Estimated 5-year trajectories of Timed Up-and-Go test (TUG) by season-specific 25(OH)D quartiles in the Newcastle 85+ Study. In the model adjusted for key confounders (Model 3), no difference in the rate of decline in TUG over 5 years was observed in all participants (a), men (b) and women (c) across season-specific 25(OH)D quartiles (SQ1–SQ4). However, we observed a significant U-shaped association between baseline TUG and SQ1 (black solid line) and SQ4 (gray solid line) in all participants and in women compared with combined middle quartiles (SQ2 + SQ3) (dashed black line). Higher β estimates for TUG (log10 s) indicate worse (slower) performance (y-axes).

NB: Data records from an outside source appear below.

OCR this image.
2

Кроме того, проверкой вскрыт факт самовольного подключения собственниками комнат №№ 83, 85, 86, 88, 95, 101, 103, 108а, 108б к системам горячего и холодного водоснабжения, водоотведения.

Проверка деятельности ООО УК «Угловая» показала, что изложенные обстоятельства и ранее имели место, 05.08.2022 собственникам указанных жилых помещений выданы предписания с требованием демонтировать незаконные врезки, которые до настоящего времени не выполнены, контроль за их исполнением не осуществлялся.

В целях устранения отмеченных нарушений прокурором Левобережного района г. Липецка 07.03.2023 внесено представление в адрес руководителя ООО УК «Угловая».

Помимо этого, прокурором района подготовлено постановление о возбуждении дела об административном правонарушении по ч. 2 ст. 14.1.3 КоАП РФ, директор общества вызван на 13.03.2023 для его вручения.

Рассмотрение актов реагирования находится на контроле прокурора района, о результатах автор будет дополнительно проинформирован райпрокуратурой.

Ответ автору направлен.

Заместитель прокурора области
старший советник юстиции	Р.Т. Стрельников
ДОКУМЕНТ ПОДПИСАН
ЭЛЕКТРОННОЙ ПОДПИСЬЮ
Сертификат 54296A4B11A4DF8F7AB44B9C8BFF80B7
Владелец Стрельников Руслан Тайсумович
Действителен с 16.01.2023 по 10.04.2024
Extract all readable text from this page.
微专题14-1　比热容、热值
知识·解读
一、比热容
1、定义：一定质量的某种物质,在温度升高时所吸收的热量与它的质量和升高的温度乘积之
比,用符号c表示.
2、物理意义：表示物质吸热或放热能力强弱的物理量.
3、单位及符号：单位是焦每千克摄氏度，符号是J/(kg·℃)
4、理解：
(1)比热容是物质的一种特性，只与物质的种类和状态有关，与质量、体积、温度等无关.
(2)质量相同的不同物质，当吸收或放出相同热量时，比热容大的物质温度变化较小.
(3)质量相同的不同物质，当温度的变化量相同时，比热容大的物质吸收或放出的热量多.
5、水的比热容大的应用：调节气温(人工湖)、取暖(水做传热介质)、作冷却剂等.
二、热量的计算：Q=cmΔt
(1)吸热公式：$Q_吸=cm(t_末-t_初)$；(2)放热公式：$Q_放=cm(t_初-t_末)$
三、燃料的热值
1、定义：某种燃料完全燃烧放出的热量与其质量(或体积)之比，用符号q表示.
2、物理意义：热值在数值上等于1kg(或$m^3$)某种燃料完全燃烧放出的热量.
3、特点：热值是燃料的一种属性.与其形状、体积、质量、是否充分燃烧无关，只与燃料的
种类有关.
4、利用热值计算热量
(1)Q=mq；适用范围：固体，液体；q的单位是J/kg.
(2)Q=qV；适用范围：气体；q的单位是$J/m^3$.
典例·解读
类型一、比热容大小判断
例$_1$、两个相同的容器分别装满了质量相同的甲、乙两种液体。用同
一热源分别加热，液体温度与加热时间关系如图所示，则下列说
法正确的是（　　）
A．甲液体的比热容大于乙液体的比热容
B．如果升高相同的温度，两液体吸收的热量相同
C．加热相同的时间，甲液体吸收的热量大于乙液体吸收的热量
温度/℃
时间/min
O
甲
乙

3.3. Results for Sensitivity Analysis

Compared to participants with complete data on both season-specific 25(OH)D and GS 5 years later (n = 286), those lost to follow-up (n = 468 (62.07%)) were more likely to be women (p = 0.04), to be cognitively impaired (p = 0.001) and depressed (p = 0.02), and less physically active (p = 0.02) at baseline. Similarly, compared to participants with complete data on 25(OH)D group and TUG 5 years later (n = 266), those lost to follow-up (n = 451 (62.9%)) were more likely to be cognitively impaired (p = 0.001), depressed (p = 0.02), and to be less physically active (p = 0.02) at baseline (data not shown).

3.3.1. Pre-Defined 25OHD Categories and GS Decline

Overall, the association between GS and 25(OH)D obtained from the saturated models (Model 3, Supplemental Table S3) using pre-defined 25(OH)D categories (<25 nmol/L (lowest), 25–74 nmol/L (middle), and ≥75 nmol/L (highest)) were similar to those obtained with season-specific 25(OH)D quartiles. Briefly, the rate of decline in GS did not vary by 25(OH)D in all participants or women. Men in the lowest 25(OH)D category experienced GS decline of 1.23 kg per year (p = 0.01) which accelerated (−0.42 (0.10), p < 0.001) over time. Participants in the lowest category who were unsupplemented also experienced accelerated GS decline of −0.11 kg over the follow-up compared with participants belonging to the middle 25(OH)D category.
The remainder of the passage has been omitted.